Globalement, Gérald Darmanin dit « assumer une forme de double peine » pour les étrangers délinquants. En clair : il s’agit d’expulser du territoire français les étrangers condamnés à des peines de prison, à l’issue de leur détention.
Là encore, il s’agit d’un effet d’annonce selon Marc Duranton. « Gérald Darmanin affirme assumer une forme de double peine mais il oublie de préciser que cela existe depuis la fin du 19ème siècle dans le code pénal. Cela n’a jamais disparu et, au fil des ans, cela a même été étendu”, soupire le spécialiste de La Cimade.

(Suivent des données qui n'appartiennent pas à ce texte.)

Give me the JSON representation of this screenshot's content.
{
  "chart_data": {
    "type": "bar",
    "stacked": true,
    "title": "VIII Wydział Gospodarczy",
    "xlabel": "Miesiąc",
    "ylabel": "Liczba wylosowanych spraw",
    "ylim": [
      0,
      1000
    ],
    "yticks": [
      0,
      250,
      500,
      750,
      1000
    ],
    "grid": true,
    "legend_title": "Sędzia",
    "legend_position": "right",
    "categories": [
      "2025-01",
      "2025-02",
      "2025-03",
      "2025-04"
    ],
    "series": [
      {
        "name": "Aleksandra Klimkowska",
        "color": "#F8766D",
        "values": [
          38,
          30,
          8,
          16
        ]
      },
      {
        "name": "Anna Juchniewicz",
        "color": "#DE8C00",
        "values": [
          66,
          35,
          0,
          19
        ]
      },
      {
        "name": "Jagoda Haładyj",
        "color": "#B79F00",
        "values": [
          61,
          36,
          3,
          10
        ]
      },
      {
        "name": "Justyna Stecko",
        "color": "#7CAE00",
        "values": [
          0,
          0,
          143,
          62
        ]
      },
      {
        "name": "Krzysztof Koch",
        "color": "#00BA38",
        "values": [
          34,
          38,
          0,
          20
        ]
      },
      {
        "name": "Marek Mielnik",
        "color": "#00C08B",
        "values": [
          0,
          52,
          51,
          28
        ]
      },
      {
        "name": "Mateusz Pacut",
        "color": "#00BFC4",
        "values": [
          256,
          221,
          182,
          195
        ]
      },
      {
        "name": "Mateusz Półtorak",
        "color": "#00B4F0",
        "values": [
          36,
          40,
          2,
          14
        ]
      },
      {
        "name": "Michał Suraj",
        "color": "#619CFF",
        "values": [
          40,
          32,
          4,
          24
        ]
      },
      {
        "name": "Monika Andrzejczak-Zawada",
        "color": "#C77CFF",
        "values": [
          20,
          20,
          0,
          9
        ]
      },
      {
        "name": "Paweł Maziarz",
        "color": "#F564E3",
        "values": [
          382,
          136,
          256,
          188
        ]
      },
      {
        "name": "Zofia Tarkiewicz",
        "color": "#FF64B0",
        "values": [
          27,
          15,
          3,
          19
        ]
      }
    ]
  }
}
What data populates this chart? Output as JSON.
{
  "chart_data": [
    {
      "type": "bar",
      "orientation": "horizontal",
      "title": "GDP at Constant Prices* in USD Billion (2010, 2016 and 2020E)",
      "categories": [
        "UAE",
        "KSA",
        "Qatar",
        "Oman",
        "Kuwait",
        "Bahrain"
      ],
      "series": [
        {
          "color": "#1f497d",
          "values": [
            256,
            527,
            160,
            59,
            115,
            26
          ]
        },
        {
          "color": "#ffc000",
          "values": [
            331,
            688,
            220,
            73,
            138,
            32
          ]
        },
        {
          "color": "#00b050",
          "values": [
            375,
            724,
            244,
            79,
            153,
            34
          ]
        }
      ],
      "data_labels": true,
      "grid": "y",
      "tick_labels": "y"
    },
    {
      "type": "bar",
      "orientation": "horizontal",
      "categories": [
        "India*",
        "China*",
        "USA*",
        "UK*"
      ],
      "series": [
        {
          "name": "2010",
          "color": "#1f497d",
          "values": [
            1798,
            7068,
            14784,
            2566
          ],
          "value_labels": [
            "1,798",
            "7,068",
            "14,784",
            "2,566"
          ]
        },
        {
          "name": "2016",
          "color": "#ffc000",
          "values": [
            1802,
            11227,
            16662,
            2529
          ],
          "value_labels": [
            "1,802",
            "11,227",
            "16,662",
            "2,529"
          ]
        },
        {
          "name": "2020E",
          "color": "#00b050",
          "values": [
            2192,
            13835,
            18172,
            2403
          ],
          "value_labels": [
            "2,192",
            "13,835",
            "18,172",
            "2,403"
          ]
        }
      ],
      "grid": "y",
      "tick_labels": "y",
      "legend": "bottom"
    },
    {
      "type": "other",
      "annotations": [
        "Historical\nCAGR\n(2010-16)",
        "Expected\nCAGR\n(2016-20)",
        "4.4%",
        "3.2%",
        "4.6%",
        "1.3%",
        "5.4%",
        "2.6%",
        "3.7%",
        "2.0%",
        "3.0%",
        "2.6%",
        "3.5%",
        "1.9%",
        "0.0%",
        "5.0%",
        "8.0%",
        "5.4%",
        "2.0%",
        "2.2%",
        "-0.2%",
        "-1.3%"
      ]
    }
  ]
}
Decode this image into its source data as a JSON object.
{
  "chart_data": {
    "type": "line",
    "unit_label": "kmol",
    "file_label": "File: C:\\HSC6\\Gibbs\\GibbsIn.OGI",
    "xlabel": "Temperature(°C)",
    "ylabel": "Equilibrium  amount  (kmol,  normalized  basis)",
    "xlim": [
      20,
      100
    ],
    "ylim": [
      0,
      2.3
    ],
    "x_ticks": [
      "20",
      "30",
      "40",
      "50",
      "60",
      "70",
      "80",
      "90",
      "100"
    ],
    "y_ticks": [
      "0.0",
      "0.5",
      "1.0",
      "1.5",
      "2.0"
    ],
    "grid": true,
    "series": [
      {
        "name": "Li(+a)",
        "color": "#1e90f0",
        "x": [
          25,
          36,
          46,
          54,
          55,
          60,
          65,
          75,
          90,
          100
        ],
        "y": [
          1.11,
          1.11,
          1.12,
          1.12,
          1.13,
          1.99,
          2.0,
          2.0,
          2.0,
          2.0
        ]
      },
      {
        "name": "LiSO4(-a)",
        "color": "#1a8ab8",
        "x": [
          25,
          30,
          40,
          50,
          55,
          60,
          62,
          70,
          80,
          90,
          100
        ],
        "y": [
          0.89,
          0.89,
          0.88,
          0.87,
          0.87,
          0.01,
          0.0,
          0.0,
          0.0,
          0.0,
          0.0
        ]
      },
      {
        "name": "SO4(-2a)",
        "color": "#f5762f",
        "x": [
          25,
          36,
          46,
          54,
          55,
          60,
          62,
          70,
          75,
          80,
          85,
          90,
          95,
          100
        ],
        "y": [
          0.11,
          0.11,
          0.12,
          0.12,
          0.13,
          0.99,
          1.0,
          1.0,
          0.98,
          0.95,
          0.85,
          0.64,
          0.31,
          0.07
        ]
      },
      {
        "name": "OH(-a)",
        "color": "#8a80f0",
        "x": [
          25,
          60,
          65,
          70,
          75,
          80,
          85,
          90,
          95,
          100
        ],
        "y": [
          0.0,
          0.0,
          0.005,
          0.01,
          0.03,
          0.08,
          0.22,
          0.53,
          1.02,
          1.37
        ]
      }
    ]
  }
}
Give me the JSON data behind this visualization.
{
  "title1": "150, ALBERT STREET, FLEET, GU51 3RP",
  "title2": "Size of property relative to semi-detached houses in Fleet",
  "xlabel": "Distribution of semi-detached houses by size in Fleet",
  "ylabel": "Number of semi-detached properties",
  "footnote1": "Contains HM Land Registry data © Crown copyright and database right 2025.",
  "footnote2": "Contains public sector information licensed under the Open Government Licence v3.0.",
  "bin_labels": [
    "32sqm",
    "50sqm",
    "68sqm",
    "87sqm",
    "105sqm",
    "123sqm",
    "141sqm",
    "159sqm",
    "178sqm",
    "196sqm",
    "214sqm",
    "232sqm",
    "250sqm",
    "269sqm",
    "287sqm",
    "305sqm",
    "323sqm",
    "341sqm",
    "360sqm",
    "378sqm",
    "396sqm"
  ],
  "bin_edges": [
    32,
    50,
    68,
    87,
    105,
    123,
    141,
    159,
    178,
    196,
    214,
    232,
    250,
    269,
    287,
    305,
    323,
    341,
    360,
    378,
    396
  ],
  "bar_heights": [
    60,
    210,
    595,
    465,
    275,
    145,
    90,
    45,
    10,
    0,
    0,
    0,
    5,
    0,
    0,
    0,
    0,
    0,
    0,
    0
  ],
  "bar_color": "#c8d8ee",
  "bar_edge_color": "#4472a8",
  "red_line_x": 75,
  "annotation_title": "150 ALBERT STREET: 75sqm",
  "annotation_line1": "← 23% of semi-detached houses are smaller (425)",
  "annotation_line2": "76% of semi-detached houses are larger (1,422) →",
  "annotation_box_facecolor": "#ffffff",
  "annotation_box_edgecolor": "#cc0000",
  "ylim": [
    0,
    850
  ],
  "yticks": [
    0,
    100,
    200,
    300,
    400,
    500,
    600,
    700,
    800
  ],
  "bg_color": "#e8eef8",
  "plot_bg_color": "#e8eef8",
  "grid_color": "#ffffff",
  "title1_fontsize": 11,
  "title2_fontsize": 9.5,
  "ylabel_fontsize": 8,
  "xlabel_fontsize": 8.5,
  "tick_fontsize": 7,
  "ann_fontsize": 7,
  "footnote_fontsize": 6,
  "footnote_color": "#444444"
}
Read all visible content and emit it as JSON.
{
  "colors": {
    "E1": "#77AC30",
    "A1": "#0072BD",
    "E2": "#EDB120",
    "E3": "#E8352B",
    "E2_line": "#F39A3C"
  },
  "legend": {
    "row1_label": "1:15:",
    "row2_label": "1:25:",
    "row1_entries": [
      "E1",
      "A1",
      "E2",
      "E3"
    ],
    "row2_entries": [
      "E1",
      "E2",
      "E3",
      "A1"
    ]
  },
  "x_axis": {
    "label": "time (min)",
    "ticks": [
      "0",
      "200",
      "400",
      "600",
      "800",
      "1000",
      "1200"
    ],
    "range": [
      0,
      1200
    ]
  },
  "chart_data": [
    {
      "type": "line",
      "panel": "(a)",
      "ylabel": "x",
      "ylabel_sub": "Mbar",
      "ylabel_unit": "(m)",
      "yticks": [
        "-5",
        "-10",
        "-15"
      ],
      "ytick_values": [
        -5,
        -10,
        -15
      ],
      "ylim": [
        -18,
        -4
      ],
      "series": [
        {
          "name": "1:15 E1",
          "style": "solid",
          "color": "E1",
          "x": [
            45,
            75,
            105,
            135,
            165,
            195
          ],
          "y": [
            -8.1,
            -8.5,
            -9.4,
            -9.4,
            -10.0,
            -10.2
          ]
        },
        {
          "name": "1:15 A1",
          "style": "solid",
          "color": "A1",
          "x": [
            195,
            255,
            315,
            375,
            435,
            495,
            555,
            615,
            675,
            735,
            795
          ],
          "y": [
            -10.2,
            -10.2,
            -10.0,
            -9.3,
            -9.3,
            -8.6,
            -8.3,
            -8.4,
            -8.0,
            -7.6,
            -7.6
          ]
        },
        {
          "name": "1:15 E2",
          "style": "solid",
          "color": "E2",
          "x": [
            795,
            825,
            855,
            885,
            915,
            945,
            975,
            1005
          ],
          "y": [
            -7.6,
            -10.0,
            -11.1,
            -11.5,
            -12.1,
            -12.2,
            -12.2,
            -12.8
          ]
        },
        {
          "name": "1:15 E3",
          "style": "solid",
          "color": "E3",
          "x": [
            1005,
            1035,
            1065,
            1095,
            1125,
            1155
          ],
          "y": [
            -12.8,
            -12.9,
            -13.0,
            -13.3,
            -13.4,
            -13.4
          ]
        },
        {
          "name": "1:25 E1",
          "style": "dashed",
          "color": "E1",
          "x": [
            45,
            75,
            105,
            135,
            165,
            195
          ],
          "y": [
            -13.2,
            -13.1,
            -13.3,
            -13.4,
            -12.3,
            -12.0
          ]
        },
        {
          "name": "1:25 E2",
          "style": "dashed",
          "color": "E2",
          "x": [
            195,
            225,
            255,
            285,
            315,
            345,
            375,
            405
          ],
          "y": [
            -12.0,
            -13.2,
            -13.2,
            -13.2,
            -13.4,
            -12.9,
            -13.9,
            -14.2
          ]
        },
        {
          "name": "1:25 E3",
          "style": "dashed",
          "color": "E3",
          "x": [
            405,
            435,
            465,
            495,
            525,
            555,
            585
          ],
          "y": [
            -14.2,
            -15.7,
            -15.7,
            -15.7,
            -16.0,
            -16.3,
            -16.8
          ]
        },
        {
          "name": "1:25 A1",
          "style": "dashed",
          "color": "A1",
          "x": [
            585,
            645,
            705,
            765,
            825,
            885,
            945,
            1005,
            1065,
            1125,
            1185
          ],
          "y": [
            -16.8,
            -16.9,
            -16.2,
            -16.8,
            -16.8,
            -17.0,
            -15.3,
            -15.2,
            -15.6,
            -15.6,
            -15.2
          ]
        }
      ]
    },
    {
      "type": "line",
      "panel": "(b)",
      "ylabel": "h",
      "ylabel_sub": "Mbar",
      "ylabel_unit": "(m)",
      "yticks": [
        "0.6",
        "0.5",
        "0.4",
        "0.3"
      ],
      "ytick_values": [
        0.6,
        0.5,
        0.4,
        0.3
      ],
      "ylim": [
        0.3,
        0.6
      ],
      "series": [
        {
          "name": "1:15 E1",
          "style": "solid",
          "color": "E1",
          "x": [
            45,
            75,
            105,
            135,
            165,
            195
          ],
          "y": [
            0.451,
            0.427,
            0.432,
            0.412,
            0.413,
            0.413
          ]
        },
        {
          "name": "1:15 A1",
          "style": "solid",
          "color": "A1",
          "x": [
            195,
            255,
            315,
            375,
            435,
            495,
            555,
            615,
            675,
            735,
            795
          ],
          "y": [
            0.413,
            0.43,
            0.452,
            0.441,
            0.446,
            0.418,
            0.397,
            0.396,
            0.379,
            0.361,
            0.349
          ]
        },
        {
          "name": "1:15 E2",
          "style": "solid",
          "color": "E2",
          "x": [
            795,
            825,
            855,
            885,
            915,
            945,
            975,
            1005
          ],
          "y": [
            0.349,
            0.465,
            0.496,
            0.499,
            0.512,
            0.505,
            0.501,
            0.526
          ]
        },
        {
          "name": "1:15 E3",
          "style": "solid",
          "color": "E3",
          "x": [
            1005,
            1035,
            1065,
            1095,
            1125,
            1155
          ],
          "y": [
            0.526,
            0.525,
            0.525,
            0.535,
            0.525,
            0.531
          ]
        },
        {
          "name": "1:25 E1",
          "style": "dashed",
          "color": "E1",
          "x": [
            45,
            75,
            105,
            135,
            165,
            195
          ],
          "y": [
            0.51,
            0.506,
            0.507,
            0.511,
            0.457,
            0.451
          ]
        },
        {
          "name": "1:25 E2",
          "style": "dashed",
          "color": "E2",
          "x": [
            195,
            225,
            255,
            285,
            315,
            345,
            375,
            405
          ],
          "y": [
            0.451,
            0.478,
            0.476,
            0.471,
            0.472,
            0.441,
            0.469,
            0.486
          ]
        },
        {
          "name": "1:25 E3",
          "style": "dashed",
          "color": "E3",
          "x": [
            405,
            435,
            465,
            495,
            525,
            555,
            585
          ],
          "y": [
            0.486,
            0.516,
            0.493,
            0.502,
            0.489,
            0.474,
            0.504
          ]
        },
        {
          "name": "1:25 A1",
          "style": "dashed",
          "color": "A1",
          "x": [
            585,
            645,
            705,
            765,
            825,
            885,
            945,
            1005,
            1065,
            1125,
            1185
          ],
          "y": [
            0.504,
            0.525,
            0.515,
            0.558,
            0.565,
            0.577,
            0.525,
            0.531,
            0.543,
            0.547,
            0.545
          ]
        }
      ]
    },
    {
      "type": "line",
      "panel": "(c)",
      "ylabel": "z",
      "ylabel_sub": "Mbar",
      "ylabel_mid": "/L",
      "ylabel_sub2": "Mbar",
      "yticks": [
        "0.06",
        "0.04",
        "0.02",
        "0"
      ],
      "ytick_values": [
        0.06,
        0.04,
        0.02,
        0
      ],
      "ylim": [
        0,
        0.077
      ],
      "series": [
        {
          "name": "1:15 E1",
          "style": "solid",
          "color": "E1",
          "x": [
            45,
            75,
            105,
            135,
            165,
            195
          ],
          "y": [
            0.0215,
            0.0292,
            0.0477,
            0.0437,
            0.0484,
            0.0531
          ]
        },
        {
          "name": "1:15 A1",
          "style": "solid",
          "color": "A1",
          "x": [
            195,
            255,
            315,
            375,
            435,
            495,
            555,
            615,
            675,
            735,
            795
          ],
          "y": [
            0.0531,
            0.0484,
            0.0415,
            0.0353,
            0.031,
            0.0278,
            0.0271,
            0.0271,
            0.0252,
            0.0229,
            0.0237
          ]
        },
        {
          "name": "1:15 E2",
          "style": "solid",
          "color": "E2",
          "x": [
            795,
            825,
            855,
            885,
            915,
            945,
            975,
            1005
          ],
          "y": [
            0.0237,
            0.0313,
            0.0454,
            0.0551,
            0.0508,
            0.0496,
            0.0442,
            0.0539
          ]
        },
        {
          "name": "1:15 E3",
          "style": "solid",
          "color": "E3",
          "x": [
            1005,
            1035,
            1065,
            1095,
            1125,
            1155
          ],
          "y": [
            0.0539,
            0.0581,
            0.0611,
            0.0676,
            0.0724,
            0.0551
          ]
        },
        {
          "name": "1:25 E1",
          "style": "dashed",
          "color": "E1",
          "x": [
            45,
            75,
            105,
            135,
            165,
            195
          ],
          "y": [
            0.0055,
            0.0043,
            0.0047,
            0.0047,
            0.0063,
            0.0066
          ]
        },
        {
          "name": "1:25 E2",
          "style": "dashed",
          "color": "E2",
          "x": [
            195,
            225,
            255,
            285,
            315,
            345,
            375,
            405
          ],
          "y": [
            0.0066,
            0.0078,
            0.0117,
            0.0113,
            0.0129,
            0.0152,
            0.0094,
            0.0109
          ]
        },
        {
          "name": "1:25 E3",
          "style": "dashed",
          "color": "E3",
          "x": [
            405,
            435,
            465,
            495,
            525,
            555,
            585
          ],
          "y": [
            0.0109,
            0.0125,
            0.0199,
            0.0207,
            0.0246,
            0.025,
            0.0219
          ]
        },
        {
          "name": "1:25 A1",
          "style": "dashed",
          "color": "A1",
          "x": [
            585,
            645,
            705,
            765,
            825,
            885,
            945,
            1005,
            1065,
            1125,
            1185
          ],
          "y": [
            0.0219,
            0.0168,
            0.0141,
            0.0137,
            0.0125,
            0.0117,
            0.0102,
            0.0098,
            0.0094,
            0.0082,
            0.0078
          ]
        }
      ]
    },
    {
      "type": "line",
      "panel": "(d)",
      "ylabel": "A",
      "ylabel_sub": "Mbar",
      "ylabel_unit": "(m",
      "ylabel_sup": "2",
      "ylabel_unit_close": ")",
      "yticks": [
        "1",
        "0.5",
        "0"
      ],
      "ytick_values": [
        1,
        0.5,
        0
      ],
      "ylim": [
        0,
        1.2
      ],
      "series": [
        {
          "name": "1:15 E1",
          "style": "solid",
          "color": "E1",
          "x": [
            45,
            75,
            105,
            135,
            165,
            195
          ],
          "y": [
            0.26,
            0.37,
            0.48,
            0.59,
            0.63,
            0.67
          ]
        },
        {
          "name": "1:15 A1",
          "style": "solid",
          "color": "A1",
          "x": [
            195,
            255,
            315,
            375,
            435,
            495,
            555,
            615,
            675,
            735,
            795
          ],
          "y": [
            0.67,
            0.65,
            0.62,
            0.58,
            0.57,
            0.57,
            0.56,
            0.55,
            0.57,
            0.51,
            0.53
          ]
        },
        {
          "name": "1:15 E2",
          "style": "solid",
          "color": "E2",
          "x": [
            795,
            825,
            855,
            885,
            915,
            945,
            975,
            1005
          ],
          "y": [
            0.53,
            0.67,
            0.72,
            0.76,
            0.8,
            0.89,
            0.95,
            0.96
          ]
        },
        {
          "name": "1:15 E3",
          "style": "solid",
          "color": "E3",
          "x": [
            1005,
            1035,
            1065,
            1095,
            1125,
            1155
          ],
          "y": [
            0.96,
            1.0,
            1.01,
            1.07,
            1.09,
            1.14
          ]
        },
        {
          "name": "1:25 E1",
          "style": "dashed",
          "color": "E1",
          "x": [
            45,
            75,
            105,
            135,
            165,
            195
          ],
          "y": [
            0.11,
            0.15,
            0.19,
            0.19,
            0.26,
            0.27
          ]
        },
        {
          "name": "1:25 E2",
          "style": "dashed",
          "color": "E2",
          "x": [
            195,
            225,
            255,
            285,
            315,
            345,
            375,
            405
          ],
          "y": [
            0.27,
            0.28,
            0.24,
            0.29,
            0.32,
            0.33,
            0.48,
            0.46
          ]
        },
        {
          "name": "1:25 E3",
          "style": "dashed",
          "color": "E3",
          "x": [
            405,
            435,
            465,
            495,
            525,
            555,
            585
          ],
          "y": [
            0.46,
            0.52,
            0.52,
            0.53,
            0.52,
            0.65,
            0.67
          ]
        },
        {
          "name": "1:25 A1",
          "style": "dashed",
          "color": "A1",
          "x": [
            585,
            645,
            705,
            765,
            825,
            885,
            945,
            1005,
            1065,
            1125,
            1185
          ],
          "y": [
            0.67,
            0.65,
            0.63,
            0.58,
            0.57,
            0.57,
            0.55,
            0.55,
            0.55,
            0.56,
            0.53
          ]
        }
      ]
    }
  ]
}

« Ce que le ministre souhaite c’est faire sauter les derniers verrous qu’il reste alors même qu’ils sont déjà extrêmement lâches” et ne concerne qu’une petite partie des étrangers, continue l’intéressé qui déplore le fait que cette double peine crée « 2 000 à 3 000 indésirables » en France chaque année.
Allongement des OQTF : le risque de « fantômes administratifs »
Enfin, Gérald Darmanin souhaite un allongement de la durée des obligations de quitter le territoire français (OQTF) à deux ans, contre un an actuellement, pour « permettre les recours et appels ». Une manière aussi, pour l’administration, d’étendre les possibilités d’expulsions sur une plus longue période. Actuellement, la durée d’une OQTF est d’un an. En 2020, moins de 10 % des OQTF ont été appliquées.
Sur ce point, le spécialiste de La Cimade, organisation farouchement opposée aux lieux de rétention dont elle dénonce les atteintes aux droits de l’Homme, estime que cela va « créer des fantômes administratifs ». « Cela va augmenter le nombre de personnes qui ne pourront prétendre ni aux droits sociaux ni à un statut administratif, alerte Marc Duranton. Au final, tout cela contribue à renforcer cet état d’esprit qui considère n’importe quelle personne étrangère comme un délinquant en puissance.